La Damnation de Faust, LSO, Gergiev, Barbican | Classical music reviews, news & interviews
La Damnation de Faust, LSO, Gergiev, Barbican
A detached and underwhelming performance of Berlioz
Berlioz wanted to make the first arrival of his demon onstage unforgettable, with an extreme sound effect - violins and violas marked sul ponticello, strettissimo, starting fortissimo, with interjections from three trombones snarling in minor seconds. In last night's performance of La Damnation de Faust that moment was glossed over. It flashed past as if it had never happened.
In many of the sections of the work which involved the vocal soloists and chorus, particularly in the first half, Valery Gergiev seldom looked up from his score. It produced a detached reading of the work. He took a more active interpretative involvement - with heavy, unpredictable rubato - in the orchestral showpieces such as the "Marche Hongroise" and the "Menuet des Follets", but taken as a whole, this performance sounded perfunctory. There is a second performance of Damnation on Thursday, and things could obviously improve.
Among the vocal soloists Florian Boesch (pictured below) took the honours with his very brief appearance as Brander, with pointed speech-rhythms and good diction. Tenor Michael Spyres as Faust sang the part from memory, but his French is not always idiomatic, and his portrayal of Faust as the loner, with its long melismas, is not an easy ask, as Edward Seckerson pointed out when Michael Schade took the role with similar forces in 2009.
It's probably a matter of taste, but I found Olga Borodina's wayward pronunciation of French and her squally vibrato hard to enjoy, and Italian bass Mirco Palazzi does not yet have sufficient authority to lay his stamp on the role of Mephistopheles. The bravos from the chorus at the end of the "Song of the Flea" didn't sound as if they'd been earned. The chorus got better during the course of the evening, but audibility was a problem. "Christ est ressuscité!" didn't just sound joyless, you couldn't hear it.
That said, you can never forget what a fabulous orchestra the LSO is, and what a proud heritage it has in this repertoire, stretching back through Colin Davis and Pierre Monteux and beyond, to Édouard Colonne conducting the Hungarian March in 1904.
To name just a few stand-outs, the handling of filigree string parts from both the firsts and second violins had an astonishing unanimity and telepathy, communicating faultlessly to the back desks. Philip Cobb's low-lying cornet part in "Voici des Roses" was gorgeous (played on flugelhorn?); Sharon Willliams had a fabulous evening topping out the textures on piccolo; and the two orchestral soloists working in Olga Borodina's showpiece numbers - Christine Pendrill on cor anglais and Paul Silverthorne on viola were just stunning. But equally there were, frustrations, moments where Berlioz's clever effects just weren't there, like that deliberate, ominous descent to a low Bb in Rachel Gough's basson part at the end of Act 2, which was inaudible.

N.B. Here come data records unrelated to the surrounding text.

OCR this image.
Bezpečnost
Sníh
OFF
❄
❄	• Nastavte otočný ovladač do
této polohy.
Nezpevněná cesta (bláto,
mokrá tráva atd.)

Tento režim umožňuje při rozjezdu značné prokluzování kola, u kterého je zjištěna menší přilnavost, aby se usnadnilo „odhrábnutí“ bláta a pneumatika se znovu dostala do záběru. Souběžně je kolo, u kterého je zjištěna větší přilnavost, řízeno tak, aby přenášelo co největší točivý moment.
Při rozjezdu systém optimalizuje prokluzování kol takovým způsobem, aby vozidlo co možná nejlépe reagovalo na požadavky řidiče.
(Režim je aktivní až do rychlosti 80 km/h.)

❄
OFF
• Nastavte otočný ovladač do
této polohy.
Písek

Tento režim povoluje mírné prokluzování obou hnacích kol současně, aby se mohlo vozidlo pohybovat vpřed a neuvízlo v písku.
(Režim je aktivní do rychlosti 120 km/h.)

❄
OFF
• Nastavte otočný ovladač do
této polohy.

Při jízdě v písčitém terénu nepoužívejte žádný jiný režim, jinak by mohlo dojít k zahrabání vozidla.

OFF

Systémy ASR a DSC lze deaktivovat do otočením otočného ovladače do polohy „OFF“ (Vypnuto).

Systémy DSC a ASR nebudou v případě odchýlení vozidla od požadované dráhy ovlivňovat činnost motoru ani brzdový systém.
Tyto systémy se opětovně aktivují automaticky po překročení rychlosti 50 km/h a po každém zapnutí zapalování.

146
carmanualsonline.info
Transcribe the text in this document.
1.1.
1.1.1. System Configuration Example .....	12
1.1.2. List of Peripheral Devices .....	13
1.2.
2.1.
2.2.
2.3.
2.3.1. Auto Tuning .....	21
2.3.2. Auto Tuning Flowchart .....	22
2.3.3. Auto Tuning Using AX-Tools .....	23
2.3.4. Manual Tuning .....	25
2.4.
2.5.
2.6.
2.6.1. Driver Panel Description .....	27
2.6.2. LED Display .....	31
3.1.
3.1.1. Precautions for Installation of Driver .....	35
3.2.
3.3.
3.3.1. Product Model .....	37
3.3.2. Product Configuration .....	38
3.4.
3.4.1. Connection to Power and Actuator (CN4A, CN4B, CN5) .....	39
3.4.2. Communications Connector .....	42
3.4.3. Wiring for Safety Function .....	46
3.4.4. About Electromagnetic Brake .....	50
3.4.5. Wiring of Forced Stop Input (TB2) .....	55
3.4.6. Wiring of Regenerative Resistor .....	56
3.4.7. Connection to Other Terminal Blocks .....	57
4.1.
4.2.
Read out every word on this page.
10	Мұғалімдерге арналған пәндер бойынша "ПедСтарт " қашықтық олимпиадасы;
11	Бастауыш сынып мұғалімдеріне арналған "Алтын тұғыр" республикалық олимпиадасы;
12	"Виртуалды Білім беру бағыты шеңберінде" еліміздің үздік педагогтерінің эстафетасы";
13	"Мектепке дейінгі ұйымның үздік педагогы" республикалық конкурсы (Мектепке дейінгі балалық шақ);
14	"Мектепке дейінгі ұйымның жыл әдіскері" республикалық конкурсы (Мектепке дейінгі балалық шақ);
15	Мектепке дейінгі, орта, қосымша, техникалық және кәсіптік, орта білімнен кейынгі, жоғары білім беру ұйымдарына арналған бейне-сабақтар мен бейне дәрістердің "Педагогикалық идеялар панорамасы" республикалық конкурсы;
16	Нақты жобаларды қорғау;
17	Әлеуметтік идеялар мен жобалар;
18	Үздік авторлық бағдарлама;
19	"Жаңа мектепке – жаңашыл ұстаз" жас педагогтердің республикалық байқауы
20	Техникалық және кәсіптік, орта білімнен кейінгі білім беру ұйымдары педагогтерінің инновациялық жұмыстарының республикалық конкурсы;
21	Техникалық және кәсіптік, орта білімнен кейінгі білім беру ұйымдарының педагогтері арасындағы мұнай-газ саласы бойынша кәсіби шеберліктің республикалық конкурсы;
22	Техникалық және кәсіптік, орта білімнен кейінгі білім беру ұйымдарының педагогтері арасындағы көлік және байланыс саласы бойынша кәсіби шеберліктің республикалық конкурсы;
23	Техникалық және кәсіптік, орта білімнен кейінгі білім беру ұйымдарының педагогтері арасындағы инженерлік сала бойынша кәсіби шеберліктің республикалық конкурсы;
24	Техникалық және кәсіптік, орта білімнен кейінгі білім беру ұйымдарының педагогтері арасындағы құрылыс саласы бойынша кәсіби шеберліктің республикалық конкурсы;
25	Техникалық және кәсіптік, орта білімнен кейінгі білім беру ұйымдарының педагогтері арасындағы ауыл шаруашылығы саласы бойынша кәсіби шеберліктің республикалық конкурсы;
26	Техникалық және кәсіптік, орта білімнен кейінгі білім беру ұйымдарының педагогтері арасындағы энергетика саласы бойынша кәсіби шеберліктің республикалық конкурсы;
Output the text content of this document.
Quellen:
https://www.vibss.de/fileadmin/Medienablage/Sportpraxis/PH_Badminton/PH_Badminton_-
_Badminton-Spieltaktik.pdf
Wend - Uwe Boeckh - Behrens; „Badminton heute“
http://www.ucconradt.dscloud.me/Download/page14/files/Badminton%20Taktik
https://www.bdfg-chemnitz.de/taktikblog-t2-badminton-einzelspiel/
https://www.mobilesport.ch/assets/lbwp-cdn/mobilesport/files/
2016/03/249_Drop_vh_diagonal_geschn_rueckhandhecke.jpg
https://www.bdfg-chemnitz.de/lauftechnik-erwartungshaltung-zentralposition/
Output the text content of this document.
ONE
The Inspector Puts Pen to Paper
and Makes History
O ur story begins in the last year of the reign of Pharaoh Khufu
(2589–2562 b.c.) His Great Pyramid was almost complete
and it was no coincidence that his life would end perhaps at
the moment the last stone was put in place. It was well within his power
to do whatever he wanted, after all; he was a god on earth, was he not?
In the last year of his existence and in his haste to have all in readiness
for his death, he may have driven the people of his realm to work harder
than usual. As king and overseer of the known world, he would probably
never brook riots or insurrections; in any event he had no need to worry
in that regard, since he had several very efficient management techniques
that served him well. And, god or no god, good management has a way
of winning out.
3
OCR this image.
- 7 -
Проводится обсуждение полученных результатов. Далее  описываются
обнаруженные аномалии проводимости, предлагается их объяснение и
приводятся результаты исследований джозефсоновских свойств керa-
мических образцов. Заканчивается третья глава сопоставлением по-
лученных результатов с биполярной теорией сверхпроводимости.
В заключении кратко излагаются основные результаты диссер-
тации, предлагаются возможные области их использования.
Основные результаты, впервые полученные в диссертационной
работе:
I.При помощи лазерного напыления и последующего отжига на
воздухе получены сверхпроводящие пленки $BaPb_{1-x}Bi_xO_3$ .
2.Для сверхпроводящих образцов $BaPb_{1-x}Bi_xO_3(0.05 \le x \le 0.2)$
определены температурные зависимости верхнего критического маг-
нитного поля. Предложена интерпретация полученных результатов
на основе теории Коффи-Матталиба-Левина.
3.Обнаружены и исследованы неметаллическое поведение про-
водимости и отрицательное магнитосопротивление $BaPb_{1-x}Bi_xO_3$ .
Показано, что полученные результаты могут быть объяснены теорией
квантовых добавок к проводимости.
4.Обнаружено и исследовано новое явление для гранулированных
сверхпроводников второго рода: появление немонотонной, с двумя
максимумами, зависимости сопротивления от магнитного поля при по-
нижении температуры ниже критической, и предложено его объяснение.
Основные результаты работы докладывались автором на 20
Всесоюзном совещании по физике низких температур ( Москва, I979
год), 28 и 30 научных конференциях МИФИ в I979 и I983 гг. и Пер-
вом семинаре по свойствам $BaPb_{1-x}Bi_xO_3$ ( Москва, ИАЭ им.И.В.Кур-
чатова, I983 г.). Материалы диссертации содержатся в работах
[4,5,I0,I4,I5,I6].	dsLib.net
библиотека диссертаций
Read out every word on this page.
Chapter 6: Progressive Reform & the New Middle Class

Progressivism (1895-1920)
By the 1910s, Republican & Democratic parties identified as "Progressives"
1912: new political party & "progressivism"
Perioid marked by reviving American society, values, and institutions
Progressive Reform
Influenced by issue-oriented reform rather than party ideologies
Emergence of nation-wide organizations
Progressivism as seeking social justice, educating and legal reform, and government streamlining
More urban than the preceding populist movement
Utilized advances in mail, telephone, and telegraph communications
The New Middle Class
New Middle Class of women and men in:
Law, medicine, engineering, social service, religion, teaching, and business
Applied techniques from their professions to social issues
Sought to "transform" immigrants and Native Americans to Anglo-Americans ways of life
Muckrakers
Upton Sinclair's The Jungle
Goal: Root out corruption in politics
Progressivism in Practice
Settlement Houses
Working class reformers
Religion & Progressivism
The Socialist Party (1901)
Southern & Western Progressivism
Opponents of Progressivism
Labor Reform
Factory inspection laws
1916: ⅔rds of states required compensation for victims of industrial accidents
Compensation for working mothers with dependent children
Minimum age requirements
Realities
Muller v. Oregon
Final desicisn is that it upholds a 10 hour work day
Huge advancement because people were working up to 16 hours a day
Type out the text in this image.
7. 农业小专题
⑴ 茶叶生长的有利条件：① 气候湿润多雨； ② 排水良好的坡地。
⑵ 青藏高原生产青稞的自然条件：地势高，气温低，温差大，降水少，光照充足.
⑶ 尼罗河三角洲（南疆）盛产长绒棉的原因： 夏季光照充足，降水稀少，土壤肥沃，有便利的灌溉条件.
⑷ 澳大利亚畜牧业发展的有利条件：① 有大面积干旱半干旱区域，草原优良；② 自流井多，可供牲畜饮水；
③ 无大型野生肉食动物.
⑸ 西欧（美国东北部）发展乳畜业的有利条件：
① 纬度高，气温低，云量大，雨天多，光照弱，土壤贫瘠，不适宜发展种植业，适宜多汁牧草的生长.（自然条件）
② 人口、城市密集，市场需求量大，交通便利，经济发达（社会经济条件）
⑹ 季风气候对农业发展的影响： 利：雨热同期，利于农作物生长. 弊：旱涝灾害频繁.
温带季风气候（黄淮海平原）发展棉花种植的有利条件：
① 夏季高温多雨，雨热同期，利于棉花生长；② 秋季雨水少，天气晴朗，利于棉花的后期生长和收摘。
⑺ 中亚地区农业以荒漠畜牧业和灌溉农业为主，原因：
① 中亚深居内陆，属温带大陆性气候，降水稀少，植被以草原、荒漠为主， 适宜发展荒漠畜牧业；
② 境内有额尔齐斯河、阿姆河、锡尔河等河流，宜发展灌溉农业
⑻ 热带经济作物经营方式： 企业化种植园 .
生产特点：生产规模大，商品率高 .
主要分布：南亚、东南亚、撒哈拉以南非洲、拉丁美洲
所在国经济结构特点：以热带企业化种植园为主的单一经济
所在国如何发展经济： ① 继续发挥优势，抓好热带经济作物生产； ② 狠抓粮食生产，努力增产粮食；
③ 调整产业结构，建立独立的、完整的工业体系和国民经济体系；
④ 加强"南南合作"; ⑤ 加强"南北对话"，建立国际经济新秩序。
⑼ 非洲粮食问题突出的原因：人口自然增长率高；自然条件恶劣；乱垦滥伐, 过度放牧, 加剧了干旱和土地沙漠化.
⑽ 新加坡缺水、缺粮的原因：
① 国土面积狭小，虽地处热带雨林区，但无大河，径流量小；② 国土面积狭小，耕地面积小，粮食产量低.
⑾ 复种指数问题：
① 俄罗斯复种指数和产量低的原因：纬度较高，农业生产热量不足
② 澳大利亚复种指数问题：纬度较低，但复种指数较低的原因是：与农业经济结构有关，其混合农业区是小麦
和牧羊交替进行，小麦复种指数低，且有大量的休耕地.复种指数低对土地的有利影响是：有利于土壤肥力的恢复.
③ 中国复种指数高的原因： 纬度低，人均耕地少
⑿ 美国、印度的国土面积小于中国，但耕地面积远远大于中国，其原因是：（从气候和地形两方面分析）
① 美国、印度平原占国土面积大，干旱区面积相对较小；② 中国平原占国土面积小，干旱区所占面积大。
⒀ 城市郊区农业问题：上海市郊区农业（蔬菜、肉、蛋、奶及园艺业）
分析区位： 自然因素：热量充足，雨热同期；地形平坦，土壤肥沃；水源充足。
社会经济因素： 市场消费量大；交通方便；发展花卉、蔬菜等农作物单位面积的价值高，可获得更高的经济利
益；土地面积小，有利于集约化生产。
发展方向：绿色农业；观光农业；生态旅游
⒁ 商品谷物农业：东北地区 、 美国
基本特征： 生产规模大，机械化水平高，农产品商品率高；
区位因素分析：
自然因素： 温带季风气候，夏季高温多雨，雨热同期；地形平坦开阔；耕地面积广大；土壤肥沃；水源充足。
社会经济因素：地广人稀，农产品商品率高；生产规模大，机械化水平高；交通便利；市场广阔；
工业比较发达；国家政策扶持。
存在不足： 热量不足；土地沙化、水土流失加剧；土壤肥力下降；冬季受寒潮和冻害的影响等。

It also should not go unnoticed quite how well the hidden parts of the LSO work. The marketers had very nearly filled the 1,850 capacity hall on a Sunday night, with their regular efforts supplemented on this occasion by a strong and clearly very effective Gooogle Ads campaign. And David Cairns' thoughtful and clear programme notes deserve five stars.
However, back to the question of demons. I do not see that Gergiev's political actions should - as some have been arguing recently - place him in the alphabet just above Carlo Gesualdo and Stan Getz as men of musical genius whose lives failed to match their artistry. I owe musical revelations throughout my adult life to Gergiev, but came away from his performance of La Damnation de Faust distinctly underwhelmed.